X

Veri sanatı: Verilerin piksellere dönüştüğü dijital sanat akımı

İçinde yaşadığımız bilgi çağında artık aradığımız hemen hemen her türlü veriye bir tıkla, saniyeler içinde ulaşabilmemiz mümkün. Psikolojiden sosyolojiye, tarihten ekonomiye pek çok verinin yer aldığı ‘Big Data’ (Büyük Veri) evrenindeki milyonlarca veri bugün sadece araştırma yapmak ya da büyük resmi görüp gizemini koruyan fenomenleri anlamlandırmak için değil, bir sanat malzemesi ve ifade şekli olarak form buluyor. Verilerin piksel olarak kullanıldığı veri sanatı henüz çok yeni bir sanat akımı. Muhteşem sergileriyle tüm dünyada veri sanatı denildiğinde akla ilk gelen isimlerden biri olan Refik Anadol ise bu sanatın öncülerinden.

Bir excel tablosunda ya da elektronik veri tabanında yer alan karmaşık ve anlaşılması güç veriler ilk bakışta tamamen akademik malzemelermiş gibi görünmelerinin yanı sıra, ilham verdiğini ya da estetik duygunuzu beslediğini öne sürmek de pek mümkün değil. Ancak son yıllarda bilgiye erişimin kolaylaşması ve veri analiz teknolojilerini kullananların sayısındaki artış ‘veri sanatçılığı’nın ortaya çıkmasına zemin hazırladı. Teknoloji konusunda bilgili veri sanatçıları, yazılımcılar ve araştırmacılar neredeyse her ortamda ilham verici ve yenilikçi multimedya sanat eserleri ortaya çıkarıyorlar.

Veri sanatı nedir?

Veri sanatı ya da veri sanatçılığı en basit haliyle oldukça büyük verilerin veri bilimi, yapay zeka, artırılmış gerçeklik ve makine öğrenmesi gibi teknolojiler yardımıyla görselleştirilmesiyle birer sanat eserine dönüştürülmesi anlamına geliyor. İlhamını bilim ve teknolojiden alan, çoğu insan için hiçbir anlam ifade etmeyen milyonlarca sayıyı grafik tasarımı ve algoritmaların filtresinden geçirerek eşsiz birer ‘varlığa’ dönüştüren veri sanatçıları sanata multidisipliner bir bakış açısı getiriyor.
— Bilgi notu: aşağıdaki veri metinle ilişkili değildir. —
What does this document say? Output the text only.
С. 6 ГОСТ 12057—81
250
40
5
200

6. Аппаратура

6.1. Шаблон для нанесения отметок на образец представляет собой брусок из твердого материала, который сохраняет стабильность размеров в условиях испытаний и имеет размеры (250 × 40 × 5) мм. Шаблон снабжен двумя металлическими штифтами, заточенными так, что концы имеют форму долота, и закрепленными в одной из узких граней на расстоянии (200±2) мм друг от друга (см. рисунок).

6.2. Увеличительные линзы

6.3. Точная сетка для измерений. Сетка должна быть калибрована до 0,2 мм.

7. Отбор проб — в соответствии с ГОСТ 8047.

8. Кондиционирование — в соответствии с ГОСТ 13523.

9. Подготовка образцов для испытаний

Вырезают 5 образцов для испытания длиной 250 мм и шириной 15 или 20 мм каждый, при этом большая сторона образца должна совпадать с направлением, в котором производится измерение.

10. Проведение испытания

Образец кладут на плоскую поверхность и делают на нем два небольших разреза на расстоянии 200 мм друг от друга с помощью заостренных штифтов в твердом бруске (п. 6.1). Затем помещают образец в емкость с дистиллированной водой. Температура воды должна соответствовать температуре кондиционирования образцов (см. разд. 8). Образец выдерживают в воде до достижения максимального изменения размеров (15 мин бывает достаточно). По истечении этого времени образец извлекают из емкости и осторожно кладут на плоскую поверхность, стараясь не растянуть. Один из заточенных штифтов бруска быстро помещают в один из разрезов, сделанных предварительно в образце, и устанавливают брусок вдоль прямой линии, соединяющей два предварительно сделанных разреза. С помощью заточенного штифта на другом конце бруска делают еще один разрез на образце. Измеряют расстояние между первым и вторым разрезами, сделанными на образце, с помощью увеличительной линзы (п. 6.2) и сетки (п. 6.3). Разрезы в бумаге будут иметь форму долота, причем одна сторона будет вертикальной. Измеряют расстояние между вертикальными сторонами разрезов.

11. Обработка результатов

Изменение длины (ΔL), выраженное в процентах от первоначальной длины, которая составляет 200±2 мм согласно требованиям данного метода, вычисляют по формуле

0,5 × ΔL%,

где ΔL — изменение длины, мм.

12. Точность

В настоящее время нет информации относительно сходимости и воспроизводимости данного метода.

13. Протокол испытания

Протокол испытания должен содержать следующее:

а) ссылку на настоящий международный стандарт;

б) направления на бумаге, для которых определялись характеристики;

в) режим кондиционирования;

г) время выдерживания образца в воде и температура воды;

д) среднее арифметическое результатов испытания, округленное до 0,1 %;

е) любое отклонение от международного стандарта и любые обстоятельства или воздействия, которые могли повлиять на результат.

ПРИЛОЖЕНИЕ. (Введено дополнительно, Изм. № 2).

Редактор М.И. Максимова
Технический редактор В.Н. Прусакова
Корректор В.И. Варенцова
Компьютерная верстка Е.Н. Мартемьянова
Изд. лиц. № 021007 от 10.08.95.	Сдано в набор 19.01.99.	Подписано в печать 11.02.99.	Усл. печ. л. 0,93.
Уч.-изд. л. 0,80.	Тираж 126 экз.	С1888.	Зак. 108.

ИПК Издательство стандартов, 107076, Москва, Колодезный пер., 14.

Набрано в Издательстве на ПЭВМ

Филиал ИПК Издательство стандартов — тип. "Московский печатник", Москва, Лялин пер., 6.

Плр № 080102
Hava durumu tahminlerinden blog postlarına, insan genetiğindeki DNA diziliminden bir hashtag üzerine atılmış milyonlarca Tweete kadar aklınıza gelebilecek tüm dijital veriler veri sanatçılığında ilmek ilmek işlenerek adeta birer görsel şölene dönüşüyor.

İlham veren veri sanatı örnekleri

Akademik çalışmaları, bağımsız araştırmaları ve internette gezinen milyonlarca veriyi sanatın otantik süzgecinden geçirerek estetik formlarda sanatseverlerle buluşturan veri sanatının ülkemizdeki en bilinen ismi elbette Refik Anadol. Metaverse’ün de hayatımıza girmesiyle birlikte kültürün ve insana dair tüm deneyimlerin her geçen gün biraz daha fazla veriye dönüştüğü ve algoritmaların iktidarda olduğu dijital çağda insana dair her bir veri adeta altın değerinde. Hal böyle olunca Refik Anadol gibi pek çok veri sanatçısı da bu verileri kullanarak anlamlı ve etkileyici görsellere dönüştürmenin peşinde. Ancak veri görselleştirmesi denildiğinde aklınıza hemen ‘infografikler, pie chartlar, grafikler ya da bar chartlar’ gibi basit şekillerden ve birkaç ikondan oluşan basit görseller gelmesin. Bu eserlerin her biri adeta birer estetik harikası ve sergilendikleri mekanlarla harika bütünlük içinde. İşte veri sanatının en iyi örneklerinden sizler için derlediklerimiz: 

Machine Hallucination – Refik Anadol

Eserin orijinal versiyonuna erişmek için fotoğrafın üstüne tıklayın.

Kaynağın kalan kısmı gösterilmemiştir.